Paul Kennedy has been the host of Ideas since 1999, when he succeeded the legendary Lister Sinclair. But Paul’s association with the program goes back more than thirty years, to 1977. That year, he made his first contribution to Ideas with a documentary called, The Fur Trade Revisited. The project took him on a 1,600 kilometer journey paddling down the Mackenzie River from Great Slave Lake to the Arctic Ocean.
Paul’s interests encompass the environment, sport, travel, food, music, art and biography. His work engages what he describes as, “the core curriculum of contemporary culture.” In the course of his work, he has travelled across Canada, throughout North America, to Europe, Asia and the Middle East.
He has won national and international recognition for his work, including an ACTRA award for best Canadian radio documentary for a program called, War on the Home Front, co-authored with Timothy Findley; the B’nai Brith Media Human Rights Award for a series called, Nuremberg on Trial; an Armstrong Award presented by Columbia University. In 2005, he was awarded the Woods Hole Oceanographic Institution Special Citation for Excellence in Ocean Science Journalism for his eight-part series, Learning from the Oceans.
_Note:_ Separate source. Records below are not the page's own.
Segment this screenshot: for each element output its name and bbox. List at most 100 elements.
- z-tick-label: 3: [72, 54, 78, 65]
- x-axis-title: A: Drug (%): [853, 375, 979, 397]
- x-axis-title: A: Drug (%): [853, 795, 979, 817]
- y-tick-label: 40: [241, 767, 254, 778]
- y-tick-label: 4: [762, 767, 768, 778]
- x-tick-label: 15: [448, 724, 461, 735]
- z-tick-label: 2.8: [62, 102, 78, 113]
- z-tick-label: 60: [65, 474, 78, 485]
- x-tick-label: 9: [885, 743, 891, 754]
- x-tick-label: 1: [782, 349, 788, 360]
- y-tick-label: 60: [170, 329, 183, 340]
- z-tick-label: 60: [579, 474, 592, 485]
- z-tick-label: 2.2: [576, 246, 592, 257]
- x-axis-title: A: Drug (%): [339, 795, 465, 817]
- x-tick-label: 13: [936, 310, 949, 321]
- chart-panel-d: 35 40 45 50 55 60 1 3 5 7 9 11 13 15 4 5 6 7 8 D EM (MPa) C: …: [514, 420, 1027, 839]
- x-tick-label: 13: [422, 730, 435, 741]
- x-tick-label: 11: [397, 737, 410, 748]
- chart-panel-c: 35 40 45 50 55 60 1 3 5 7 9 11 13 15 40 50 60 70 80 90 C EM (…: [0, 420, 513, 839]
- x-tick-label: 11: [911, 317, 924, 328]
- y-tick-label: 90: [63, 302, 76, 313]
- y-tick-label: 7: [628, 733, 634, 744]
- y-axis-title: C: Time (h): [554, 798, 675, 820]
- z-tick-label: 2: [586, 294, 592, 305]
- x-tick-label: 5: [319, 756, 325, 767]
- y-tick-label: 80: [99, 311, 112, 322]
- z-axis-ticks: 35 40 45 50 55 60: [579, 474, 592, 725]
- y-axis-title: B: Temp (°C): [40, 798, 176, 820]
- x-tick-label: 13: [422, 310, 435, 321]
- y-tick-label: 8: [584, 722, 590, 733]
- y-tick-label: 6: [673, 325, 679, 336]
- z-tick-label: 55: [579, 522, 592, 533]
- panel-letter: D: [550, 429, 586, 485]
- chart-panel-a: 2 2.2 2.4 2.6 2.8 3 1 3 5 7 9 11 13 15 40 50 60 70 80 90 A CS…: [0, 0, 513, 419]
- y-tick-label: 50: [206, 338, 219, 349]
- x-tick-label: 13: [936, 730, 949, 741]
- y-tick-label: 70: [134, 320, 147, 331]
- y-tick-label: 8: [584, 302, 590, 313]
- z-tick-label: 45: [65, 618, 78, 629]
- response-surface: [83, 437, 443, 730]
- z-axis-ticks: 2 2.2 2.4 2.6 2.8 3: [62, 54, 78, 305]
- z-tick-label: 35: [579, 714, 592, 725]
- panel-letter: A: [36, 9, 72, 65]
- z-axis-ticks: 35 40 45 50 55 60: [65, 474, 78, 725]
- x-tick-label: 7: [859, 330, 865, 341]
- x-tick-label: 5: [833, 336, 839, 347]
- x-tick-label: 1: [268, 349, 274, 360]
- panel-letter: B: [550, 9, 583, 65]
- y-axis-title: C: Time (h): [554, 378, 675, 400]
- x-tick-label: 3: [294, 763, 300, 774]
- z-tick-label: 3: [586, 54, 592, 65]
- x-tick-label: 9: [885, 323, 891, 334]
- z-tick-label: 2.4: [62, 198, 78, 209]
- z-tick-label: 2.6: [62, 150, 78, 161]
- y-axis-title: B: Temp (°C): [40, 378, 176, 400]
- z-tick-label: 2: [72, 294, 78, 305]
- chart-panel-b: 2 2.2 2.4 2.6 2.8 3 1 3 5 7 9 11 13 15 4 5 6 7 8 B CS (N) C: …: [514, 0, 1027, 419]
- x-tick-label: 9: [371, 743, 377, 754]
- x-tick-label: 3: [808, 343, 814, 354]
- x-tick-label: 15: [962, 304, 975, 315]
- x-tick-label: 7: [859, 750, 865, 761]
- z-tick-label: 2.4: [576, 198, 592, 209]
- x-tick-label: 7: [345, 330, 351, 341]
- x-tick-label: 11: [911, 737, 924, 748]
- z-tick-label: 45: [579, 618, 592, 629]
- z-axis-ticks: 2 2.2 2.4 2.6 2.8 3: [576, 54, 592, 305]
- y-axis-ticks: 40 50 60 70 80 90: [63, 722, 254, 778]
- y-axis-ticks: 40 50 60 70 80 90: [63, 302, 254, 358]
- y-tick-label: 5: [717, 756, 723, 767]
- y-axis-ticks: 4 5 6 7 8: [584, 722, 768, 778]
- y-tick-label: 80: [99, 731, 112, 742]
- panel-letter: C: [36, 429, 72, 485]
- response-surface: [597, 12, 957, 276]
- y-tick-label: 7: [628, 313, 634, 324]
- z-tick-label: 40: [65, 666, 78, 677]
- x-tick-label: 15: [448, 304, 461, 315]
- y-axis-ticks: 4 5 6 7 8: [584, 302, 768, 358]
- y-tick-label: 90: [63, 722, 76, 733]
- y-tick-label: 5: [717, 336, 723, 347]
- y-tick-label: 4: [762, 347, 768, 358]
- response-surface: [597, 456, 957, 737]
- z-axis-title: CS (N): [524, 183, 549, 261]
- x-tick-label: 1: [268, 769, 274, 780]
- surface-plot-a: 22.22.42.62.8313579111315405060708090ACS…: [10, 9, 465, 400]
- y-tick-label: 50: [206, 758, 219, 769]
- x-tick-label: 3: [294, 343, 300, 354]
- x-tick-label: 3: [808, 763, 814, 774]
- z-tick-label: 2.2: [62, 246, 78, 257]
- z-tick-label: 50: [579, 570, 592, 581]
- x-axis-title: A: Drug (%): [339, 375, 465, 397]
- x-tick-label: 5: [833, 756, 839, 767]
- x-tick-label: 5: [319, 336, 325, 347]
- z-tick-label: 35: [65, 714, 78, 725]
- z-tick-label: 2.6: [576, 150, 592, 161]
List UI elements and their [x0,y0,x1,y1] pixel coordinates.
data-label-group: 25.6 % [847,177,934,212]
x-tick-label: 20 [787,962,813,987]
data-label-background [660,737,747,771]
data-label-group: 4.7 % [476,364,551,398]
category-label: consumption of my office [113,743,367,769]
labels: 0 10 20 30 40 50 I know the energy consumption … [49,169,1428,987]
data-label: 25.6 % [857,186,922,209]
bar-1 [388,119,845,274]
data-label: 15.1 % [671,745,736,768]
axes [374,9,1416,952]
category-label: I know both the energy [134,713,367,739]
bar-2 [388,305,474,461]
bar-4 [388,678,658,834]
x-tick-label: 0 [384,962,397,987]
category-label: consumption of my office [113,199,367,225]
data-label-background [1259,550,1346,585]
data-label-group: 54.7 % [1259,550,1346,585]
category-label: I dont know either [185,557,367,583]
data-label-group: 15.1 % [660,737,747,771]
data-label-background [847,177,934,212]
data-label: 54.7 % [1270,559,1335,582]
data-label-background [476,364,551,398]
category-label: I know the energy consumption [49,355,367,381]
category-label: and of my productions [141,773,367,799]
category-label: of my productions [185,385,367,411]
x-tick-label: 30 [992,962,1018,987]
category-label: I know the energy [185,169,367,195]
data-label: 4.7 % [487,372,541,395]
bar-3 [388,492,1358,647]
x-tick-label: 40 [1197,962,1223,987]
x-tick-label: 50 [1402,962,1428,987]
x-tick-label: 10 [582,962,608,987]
Paul has a BA from Queen’s University, an MLitt from the University of Edinburgh, Scotland. He did post-graduate work at the University of Toronto where he studied with Marshall McLuhan.
Paul has participated in the Muskoka Summit on the Environment since the first Summit in 2010. He has been instrumental in moderating the panel sessions and producing episodes about each Summit that have aired on his CBC Radio show Ideas.